Florence Nightingale bustBust of Florence Nightingale, presented to her by the soldiers after the Crimean WarFlorence Nightingale is probably most famous for her work during the Crimean War (1854-1856). Responding to unpopular newspaper reports of the horrendous situation in the English war camp hospitals, Secretary of War Sidney Herbert, a personal friend of Nightingale, consented to let her organize and manage a group of female nurses to go to Turkey. On November 4, 1854, Nightingale and 38 nurses arrived in Scutari, the location of the British camp outside Constantinople. The doctors originally did not welcome the incoming female nurses, but as the number of patients escalated, their help was needed in the overcrowded, undersupplied, and unsanitary hospital (4). Under Florence’s leadership, the nurses brought cleanliness, sanitation, nutritious food and comfort to the patients. Nightingale was known for providing the kind of personal care, like writing letters home for soldiers, that comforted them and improved their psychological health. Her group of nurses transformed the hospital into a healthy environment within six months, and as a result, the death rate of patients fell from 40 to 2 percent (5). In 1857, Florence returned home a heroine. It was the soldiers in Crimea that initially named her the “Lady with the Lamp” because of the reassuring sight of her carrying around a lamp to check on the sick and wounded during the night, and the title remained with her (6).

(34 years to date (November 4, 1888)) After landing at Scutari for the Crimean War’s Battle of Inkermann, Florence Nightingale wrote a letter to her friend Thomas Gillham Hewlett recalling the heroic nature of the soldiers. Click here to view this letter.)

on his return from the crimean war, he devoted the next few years to the royal commission investigating health in the british army. it was his discussions with Queen Victoria about the conditions of the camp hospitals that prompted the formation of the commission. moreover, nightingale’s statistical data and analysis strongly influenced the commission’s findings, resulting in major advances in British Army public health (7).

pioneer in professional nursing

during the war, a public subscription fund was established for florence nightingale to continue her nursing education in england, and the nightingale training school in st. thomas’ hospital opened in 1860. the education of recruits involved a year of practical instruction on the wards, supplemented by reading courses, and followed by two years of hospital work experience (9). After graduation, many of the students worked in British hospitals and others spread the Mockingbird education system to other countries.
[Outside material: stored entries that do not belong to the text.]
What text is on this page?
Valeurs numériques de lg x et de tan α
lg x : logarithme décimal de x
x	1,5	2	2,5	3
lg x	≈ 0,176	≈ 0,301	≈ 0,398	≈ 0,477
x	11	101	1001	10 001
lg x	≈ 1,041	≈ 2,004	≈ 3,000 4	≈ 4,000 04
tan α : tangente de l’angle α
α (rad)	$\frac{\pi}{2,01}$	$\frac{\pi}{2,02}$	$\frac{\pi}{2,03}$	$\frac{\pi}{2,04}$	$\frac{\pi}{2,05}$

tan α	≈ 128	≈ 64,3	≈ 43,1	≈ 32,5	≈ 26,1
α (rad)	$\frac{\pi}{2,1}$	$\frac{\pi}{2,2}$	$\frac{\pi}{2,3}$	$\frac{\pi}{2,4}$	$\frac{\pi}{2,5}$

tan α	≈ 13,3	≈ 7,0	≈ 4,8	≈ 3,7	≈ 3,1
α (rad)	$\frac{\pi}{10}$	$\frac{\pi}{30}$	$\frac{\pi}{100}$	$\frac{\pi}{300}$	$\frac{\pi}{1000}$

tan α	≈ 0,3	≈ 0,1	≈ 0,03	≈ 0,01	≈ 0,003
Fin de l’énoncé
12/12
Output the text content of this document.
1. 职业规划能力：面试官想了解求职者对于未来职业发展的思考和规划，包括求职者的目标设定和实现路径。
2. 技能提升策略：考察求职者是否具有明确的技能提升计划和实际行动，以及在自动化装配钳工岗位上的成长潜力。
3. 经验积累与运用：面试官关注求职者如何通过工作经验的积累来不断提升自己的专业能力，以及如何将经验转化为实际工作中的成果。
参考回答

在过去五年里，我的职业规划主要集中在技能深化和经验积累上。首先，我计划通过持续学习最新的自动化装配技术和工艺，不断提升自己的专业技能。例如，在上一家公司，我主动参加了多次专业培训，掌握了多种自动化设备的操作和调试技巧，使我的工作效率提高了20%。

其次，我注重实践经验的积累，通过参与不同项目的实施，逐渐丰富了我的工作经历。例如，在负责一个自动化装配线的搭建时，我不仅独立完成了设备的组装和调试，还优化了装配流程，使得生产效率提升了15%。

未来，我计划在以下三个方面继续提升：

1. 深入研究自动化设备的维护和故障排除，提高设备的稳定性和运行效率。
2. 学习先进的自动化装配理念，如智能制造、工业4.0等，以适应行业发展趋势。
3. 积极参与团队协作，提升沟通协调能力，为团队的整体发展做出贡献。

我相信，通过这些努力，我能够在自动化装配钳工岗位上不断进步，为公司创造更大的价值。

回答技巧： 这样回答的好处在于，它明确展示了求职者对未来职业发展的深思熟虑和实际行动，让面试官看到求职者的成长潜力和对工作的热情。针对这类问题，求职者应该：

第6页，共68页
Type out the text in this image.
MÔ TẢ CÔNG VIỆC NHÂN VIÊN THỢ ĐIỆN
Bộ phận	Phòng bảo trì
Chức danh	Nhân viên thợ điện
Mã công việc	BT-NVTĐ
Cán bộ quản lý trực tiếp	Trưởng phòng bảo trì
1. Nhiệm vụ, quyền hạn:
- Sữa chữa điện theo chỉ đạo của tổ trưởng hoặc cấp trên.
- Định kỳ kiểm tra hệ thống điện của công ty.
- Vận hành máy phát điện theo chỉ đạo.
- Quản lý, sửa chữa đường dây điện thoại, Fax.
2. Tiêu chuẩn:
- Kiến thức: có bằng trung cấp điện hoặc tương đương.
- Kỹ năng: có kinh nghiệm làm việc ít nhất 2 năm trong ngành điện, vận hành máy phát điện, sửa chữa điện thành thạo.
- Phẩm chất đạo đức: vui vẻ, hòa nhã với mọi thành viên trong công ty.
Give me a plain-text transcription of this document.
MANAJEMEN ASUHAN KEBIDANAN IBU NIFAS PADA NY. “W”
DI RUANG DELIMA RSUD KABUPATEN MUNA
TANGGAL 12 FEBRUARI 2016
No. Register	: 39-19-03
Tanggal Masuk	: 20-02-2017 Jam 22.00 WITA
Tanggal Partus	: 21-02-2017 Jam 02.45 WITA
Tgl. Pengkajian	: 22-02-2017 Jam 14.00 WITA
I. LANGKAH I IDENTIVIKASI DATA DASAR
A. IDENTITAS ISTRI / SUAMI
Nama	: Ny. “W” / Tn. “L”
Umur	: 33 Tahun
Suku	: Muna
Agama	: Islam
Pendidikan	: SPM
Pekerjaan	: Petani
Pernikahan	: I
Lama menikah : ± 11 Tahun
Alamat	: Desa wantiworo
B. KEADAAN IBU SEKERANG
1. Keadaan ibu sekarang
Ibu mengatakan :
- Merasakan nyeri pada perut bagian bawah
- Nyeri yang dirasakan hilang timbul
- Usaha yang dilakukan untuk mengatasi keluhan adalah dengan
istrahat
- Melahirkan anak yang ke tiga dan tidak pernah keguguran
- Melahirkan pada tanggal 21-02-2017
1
through her work and school, florence nightingale is responsible for elevating the nursing profession to an honorable status. she also wrote about 200 books, pamphlets, and reports on hospitals, sanitation, and other health-related topics, as well as contributing to the field of statistics (10). Throughout her life, she provided advice on a variety of healthcare issues to associates around the world. Although she was ill and bedridden for much of her later life, the Nightingale managed to carry on her great work through correspondence.

final notes

  1. garrison, deploy. an introduction to the history of medicine. 4th ed. (Philadelphia and London: W. B. Saunders, Co., 1929), 772.
  2. ibid.
  3. porter, roy. cambridge illustrated history of medicine (new york: cambridge university press, 1996), 226.
  4. selanders, luisa. “florence nightingale.” encyclopaedia britannica online: scholarly edition (http://www.britannica.com/ebchecked/topic/415020/florence-nightingale), accessed 5 May 2011.
  5. porter, roy. cambridge illustrated history of medicine (new york: cambridge university press, 1996), 226.
  6. Florence Nightingale Museum website (http://www.florence-nightingale.co.uk/), accessed 5 May 2011.
  7. selanders, luisa. “florence nightingale.” encyclopaedia britannica online: scholarly edition (http://www.britannica.com/ebchecked/topic/415020/florence-nightingale), accessed 5 May 2011.
  8. ibid.
  9. tooley, sarah a. the history of nursing in the british empire (london: s. h. bousfield & co., 1906), 96.